Translated, this means that volunteers are often mature, employed people – people with plenty of professional skills and experiences to offer. The reasons most people give for volunteering—to make a difference to their community and feel a sense of purpose—also suggest a strong motivation to share those skills.

Added to that, many people volunteer in order to gain new skills and experiences. A volunteer program that trains its participants well (with or without a formal qualification) is more successful not simply because the volunteers ‘do what they’re supposed to do’, but because the volunteers can deliver a highly professional service.

A professional, well-organised and well-trained volunteer force is not just essential to the success of the event, it is also deeply satisfying for the volunteers themselves and of enormous value to the organisers, who can look forward to continued high engagement from skilled and enthusiastic volunteers.

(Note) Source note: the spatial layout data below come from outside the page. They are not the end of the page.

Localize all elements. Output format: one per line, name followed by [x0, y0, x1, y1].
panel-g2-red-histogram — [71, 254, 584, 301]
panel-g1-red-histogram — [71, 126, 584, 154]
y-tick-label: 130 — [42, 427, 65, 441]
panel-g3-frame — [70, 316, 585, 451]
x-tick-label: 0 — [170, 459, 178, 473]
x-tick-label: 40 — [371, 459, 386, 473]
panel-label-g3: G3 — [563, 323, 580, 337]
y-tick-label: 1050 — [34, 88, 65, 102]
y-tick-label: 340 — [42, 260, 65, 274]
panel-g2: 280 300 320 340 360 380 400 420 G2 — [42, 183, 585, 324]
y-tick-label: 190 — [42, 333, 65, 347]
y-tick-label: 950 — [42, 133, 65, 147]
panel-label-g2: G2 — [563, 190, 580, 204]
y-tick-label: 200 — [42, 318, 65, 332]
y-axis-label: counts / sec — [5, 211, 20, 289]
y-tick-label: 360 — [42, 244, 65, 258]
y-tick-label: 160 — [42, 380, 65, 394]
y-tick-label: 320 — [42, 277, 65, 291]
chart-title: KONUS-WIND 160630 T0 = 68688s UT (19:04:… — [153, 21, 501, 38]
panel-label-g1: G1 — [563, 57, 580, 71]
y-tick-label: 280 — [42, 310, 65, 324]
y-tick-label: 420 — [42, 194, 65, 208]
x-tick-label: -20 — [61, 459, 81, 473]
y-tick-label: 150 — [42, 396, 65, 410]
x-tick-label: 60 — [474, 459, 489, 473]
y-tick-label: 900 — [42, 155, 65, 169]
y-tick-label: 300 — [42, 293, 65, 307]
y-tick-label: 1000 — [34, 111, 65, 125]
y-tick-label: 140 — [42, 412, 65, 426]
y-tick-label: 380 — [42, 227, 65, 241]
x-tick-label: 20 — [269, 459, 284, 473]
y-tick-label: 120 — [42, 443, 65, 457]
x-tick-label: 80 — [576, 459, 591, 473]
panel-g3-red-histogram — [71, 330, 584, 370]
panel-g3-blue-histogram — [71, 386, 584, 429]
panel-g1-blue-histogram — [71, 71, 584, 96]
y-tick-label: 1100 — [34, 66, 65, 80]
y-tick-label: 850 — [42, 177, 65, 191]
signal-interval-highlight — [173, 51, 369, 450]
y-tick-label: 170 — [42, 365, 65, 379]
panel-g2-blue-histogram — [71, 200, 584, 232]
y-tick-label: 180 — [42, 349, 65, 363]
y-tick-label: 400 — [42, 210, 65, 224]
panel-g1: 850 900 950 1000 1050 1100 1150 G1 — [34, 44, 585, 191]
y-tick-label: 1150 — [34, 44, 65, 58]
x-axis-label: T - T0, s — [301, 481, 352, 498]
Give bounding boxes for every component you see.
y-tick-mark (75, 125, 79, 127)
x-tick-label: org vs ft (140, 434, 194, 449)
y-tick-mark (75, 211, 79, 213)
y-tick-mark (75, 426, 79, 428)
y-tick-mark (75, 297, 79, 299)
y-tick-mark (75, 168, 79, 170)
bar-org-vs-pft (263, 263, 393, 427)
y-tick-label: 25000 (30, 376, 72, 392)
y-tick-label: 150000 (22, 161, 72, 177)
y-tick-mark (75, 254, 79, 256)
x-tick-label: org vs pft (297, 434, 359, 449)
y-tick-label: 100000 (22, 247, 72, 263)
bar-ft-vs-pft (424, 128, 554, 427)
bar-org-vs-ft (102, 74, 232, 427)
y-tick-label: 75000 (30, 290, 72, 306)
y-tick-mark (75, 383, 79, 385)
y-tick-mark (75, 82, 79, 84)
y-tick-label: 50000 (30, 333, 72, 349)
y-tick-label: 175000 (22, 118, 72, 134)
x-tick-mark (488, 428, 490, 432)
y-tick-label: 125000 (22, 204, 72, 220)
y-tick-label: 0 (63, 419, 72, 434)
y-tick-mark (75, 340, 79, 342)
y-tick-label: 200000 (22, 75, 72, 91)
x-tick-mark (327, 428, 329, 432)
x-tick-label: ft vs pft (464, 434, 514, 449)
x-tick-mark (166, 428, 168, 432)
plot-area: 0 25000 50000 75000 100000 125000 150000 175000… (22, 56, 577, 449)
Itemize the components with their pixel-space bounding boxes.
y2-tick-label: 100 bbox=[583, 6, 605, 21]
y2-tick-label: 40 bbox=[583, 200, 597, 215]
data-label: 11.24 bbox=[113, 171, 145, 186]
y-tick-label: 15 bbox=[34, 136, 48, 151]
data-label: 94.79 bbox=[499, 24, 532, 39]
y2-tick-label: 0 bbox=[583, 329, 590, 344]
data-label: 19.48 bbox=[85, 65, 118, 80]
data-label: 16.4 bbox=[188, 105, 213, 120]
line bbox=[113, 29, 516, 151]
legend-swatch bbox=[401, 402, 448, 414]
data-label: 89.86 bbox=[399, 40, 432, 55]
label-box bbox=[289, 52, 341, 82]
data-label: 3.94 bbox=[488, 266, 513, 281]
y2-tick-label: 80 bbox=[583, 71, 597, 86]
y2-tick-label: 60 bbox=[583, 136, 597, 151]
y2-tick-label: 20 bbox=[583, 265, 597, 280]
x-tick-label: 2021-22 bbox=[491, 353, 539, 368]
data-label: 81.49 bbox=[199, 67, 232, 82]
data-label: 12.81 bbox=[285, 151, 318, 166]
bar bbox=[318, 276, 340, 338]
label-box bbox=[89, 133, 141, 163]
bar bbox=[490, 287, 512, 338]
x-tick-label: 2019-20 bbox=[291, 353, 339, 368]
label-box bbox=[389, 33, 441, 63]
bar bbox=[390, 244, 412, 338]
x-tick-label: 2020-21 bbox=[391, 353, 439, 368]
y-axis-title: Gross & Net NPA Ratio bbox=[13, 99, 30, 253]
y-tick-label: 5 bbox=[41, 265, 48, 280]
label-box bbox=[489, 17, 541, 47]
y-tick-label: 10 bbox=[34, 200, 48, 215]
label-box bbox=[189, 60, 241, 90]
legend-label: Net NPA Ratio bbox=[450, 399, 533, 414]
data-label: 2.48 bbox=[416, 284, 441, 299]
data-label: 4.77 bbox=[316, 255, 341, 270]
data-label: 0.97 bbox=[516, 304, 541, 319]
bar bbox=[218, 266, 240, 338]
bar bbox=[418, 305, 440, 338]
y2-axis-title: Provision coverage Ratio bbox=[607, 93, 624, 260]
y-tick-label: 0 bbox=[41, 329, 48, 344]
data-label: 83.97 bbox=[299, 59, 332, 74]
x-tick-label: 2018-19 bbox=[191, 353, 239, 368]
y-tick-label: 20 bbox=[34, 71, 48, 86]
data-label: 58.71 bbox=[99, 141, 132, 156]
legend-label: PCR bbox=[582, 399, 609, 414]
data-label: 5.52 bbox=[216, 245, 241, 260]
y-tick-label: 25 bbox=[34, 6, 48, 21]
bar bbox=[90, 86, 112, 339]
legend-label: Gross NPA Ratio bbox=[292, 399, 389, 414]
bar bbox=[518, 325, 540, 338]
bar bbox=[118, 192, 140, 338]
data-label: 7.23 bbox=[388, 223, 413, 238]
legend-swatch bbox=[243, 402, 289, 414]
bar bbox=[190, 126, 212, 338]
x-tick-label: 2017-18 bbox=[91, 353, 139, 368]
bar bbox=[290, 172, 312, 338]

Volunteers genuinely want to share their knowledge and skills, and also want to help organisers to make their events successful. So it’s also very important to communicate with volunteers, recognise their efforts and provide ways that they can feed back their experiences. Being heard is also a win-win for the volunteer and the organiser, because the volunteer feels that their experience and insights are valued, and the organiser of course can get the benefits of those insights by using them to improve future events.

Great volunteer programs don’t just deliver great events, they also develop, employ and reward the professionalism of the volunteers.

Volunteering may not be a traditional economic exchange of money for labour, but it is nonetheless a value exchange—volunteers give their valuable skills and time, and in exchange they deserve positive experiences, recognition and personal reward.